Rehm was pretty incredulous, and Nick did a good job, as did Alan Leschner from AAAS. But this guy kept on preaching falsehood.

Comment #41329

Posted by Tod on August 4, 2005 9:50 PM (e)

This is from an article in the WaPo a while back about Phillip Johnson. I had been thinking about the weird connection between ID arguments against … science, basically, and some of the crazier out there leftist poststructural type philosophers. And then I read this and I was like, well there it is!

He was nudged along by his interest in “critical legal studies,” a left-wing movement that holds that the law is prejudice masquerading as objective truth. Asked to contribute a conservative critique for the Stanford Law Review, Johnson embraced the movement – sort of.

“I disliked intensely their infantile politics,” he says. “But their critique of liberal rationalism and the sham neutrality of rationalism helped me become a Christian. I became the entire right wing of critical legal studies.”

The relativism thing is CENTRAL to the agenda of the religious right. They actually stand behind cultural relativism and anti rationality as a position from which to make arguments against the possibility and value of a secular multicultural commons. This would be in order to demolish any claims to universal demonstrable humanist truth. Then in its place they would raise up the one revealed truth, which they control, their own particular sectarian interpretation of Christianity. I kind of see this as the real utility of ID to the christian right agenda. Discrediting the idea of demonstrable truth would be the sought after effect of introducing ID into public education.

From here it should be clear how destructive and aggressive this agenda is. They want to destroy the cultural commons that makes possible peaceful coexistence of different religions and traditions. The separation between church and state is meant to protect the churches. But all the churches and this is not okay. They want DOMINION.

Comment #41375

Posted by ts on August 5, 2005 5:53 AM (e)

MediaMatters.org points out that the WaPo editorial isn’t as excellent as it could be:

http://mediamatters.org/items/200508030005

DailyHowler.com also has been making critical comments about ID, and has a link today to the NYTimes letters page with mostly anti-ID comments. I’m beginning to think that Bush’s announcement was a very good thing for us – it’s gotten a lot of coverage in the mainstream press and on blogs, mostly negative. It’s important that people be aware of what ID/DI is up to, and to worry about it, especially with backing from Bush, with his C average, lack of interest in books, and very low approval rating.

Comment #41391

Posted by SEF on August 5, 2005 7:23 AM (e)

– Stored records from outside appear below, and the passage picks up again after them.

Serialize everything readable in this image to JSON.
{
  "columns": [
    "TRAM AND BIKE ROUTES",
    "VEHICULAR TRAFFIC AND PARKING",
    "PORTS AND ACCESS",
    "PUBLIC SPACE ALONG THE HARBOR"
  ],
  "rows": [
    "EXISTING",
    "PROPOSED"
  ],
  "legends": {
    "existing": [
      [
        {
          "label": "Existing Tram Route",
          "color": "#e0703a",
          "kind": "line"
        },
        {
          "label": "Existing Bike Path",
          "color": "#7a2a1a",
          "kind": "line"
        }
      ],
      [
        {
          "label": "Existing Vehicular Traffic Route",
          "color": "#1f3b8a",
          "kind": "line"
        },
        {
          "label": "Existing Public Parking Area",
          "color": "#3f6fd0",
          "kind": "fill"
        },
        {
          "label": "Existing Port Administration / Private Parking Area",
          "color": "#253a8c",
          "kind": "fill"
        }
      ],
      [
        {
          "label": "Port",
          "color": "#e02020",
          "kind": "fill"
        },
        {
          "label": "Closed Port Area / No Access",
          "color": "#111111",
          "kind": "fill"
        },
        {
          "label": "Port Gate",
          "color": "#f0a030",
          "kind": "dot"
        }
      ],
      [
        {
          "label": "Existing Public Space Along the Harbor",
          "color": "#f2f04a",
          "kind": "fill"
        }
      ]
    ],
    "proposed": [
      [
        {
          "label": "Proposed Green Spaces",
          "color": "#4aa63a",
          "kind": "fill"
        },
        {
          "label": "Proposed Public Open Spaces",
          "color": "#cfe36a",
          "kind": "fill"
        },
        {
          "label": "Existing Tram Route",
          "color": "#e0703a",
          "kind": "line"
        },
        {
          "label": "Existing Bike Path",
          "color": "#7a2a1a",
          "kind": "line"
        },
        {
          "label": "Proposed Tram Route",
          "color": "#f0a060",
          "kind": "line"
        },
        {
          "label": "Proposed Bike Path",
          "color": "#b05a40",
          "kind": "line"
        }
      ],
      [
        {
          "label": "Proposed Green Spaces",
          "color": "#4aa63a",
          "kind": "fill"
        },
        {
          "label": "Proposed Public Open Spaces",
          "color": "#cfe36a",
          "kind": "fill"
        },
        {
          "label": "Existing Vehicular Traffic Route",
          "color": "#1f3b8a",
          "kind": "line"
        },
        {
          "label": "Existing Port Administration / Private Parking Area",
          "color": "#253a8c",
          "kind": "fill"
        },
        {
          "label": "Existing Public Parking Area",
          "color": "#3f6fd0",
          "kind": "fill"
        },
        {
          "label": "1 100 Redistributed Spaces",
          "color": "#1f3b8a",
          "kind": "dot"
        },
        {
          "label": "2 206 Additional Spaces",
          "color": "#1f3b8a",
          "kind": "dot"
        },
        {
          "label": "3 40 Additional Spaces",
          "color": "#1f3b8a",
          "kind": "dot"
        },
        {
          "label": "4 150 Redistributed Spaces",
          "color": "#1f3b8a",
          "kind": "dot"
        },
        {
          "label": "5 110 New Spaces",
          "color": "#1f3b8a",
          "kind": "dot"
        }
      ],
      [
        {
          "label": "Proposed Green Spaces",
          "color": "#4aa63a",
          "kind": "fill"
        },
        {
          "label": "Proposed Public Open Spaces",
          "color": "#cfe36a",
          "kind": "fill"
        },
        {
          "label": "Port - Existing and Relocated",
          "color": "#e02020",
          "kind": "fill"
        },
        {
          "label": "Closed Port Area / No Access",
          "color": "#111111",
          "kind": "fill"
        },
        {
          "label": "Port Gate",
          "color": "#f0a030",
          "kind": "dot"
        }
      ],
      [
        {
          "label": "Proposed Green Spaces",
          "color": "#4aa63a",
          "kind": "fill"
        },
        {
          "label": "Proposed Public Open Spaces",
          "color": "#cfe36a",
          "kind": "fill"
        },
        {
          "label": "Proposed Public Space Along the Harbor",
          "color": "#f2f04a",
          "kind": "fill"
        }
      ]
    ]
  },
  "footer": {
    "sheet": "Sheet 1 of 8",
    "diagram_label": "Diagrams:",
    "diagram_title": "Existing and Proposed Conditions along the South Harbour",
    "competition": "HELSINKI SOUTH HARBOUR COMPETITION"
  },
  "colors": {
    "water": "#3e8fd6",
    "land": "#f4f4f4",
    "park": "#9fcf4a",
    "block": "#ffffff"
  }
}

Maybe Bush apparently endorsing something has made a larger number of people suspect through experience that it is therefore highly likely to be bogus and thus they are more open to looking for and considering the real experts, good arguments and factual evidence and taking the scientific message on board.

Perhaps only someone like the fictional Homer Simpson has a greater public identification with being consistently wrong and thus prompting people to reject things he endorses. The US (or even the world) needs an official token congenital complete idiot in order to inform all the mere half-wits (Tenth Kingdom joke) of which things to avoid doing or saying.